Entra no elevador o menino franzino que sempre toma o ônibus comigo. Sorri em sinal de cumprimento e fica visivelmente envergonhado com o brado da mãe: "vai com deeeus, filho". Subimos juntos até o ponto sem trocar palavra. Acho que ele é tímido. Ele tem cara de estagiário de escritório de advocacia. Da próxima vez, vou perguntar o que ele faz da vida;
A mulher leva na coleira um cachorro que é duas vezes maior do que ela. Segura severamente o laço, quase enforcando o bicho, enquanto ele tenta vingativo arrastá-la para o meio fio. Ao passar por mim, esboça um sorriso no canto da boca;
O cobrador responde meu "bom dia", como de costume. Comento que estou com frio e errei na roupa. Ele então abre um largo sorriso: "Pode ter errado, mas tá linda. E cheirosa, como sempre". Enrubreço (e sorrio);
O passageiro sentado ao meu lado fala alguma coisa. Tiro o fone do ouvido. Ele repete "Esse desce a Consolação?". Aviso que não, terá de trocar nas Clínicas. Ele sorri e agradece. Reparo como ele é parecido com você. Tem o seu tamanho e as mãos iguais às tuas. Lembro do nosso sorvete no ponto de ônibus e sorrio.
Atravesso a avenida, tomo o lado esquerdo da calçada. E lá está ele, à procura. O cheiro azedo invade a minha passagem. Em busca de restos podres, alimentando-se de nossos descartes, ele abre um saco após o outro, sem pudor, sem nojo, com a naturalidade cotidiana de quem abre uma loja.
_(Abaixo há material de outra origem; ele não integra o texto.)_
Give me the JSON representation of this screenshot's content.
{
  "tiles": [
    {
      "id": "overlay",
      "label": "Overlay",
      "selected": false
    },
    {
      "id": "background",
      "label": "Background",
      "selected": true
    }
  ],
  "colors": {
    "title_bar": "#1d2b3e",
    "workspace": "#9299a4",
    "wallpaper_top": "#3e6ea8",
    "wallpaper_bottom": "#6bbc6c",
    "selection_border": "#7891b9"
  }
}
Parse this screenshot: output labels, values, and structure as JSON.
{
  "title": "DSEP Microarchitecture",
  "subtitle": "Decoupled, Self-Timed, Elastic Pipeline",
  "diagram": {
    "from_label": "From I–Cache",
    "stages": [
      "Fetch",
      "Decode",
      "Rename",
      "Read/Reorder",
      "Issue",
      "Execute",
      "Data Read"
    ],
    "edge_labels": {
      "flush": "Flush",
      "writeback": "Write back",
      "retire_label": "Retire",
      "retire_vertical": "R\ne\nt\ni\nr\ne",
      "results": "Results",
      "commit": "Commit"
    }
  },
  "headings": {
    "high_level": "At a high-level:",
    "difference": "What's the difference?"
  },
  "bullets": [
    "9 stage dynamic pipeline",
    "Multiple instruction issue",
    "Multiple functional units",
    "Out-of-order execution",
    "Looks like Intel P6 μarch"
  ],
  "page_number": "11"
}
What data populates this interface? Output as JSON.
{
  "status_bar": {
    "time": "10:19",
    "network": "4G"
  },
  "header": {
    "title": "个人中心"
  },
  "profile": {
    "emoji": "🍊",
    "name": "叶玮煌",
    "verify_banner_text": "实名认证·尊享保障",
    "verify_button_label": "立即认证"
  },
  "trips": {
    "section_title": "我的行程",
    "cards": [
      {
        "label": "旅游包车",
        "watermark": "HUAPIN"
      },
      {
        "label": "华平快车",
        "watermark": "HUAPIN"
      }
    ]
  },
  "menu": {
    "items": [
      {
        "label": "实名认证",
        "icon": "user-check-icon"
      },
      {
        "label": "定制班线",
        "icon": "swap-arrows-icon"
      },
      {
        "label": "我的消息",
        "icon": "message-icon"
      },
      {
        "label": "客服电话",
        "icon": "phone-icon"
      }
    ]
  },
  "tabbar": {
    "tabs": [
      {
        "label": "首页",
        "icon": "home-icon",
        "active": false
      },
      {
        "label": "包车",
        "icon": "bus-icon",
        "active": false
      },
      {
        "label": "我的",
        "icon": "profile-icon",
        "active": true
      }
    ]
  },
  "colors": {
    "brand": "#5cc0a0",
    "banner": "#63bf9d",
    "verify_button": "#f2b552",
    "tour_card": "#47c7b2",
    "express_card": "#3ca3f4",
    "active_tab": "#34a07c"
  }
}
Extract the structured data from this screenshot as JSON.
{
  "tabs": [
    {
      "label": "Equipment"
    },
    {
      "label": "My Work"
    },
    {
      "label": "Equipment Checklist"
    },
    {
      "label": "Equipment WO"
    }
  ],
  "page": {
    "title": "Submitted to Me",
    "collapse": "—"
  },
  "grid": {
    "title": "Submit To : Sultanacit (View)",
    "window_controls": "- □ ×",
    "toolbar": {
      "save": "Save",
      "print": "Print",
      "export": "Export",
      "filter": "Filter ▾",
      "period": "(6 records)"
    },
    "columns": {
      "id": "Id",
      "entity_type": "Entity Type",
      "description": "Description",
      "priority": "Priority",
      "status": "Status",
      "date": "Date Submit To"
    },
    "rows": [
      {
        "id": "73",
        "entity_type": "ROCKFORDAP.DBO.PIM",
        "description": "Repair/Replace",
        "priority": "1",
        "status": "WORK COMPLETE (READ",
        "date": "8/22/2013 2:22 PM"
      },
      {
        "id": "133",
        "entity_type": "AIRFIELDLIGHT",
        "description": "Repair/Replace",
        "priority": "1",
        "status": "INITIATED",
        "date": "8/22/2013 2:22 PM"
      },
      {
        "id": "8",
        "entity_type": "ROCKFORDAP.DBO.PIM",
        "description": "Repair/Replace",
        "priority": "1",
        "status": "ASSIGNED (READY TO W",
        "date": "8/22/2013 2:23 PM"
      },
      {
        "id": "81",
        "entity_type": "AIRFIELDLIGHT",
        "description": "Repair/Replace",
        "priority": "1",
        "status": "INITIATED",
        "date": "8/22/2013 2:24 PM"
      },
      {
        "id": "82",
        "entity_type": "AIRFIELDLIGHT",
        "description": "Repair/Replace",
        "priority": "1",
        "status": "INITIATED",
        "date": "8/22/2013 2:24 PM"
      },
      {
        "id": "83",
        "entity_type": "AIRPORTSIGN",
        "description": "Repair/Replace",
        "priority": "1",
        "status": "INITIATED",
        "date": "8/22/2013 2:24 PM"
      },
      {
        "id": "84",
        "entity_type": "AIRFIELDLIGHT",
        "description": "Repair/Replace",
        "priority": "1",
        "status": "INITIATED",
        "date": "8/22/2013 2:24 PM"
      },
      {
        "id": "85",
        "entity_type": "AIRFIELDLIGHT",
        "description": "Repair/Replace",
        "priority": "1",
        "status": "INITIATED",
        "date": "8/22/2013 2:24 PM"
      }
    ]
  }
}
Escancara na nossa cara o mais desagradável dos mundos.
Ele não sorri. Nem eu. Sorte que já houve outros sorrisos para compensar esse momento. Ele, o mais (in)digno de todos os homens, é o único personagem que eu não gostaria de encontrar nas minhas manhãs sorridentes.
3 comentários:
olá prosadora! obrigada pela visita e por ser minha seguidora! ehehe, sorri logo cedo por causa disso! ;)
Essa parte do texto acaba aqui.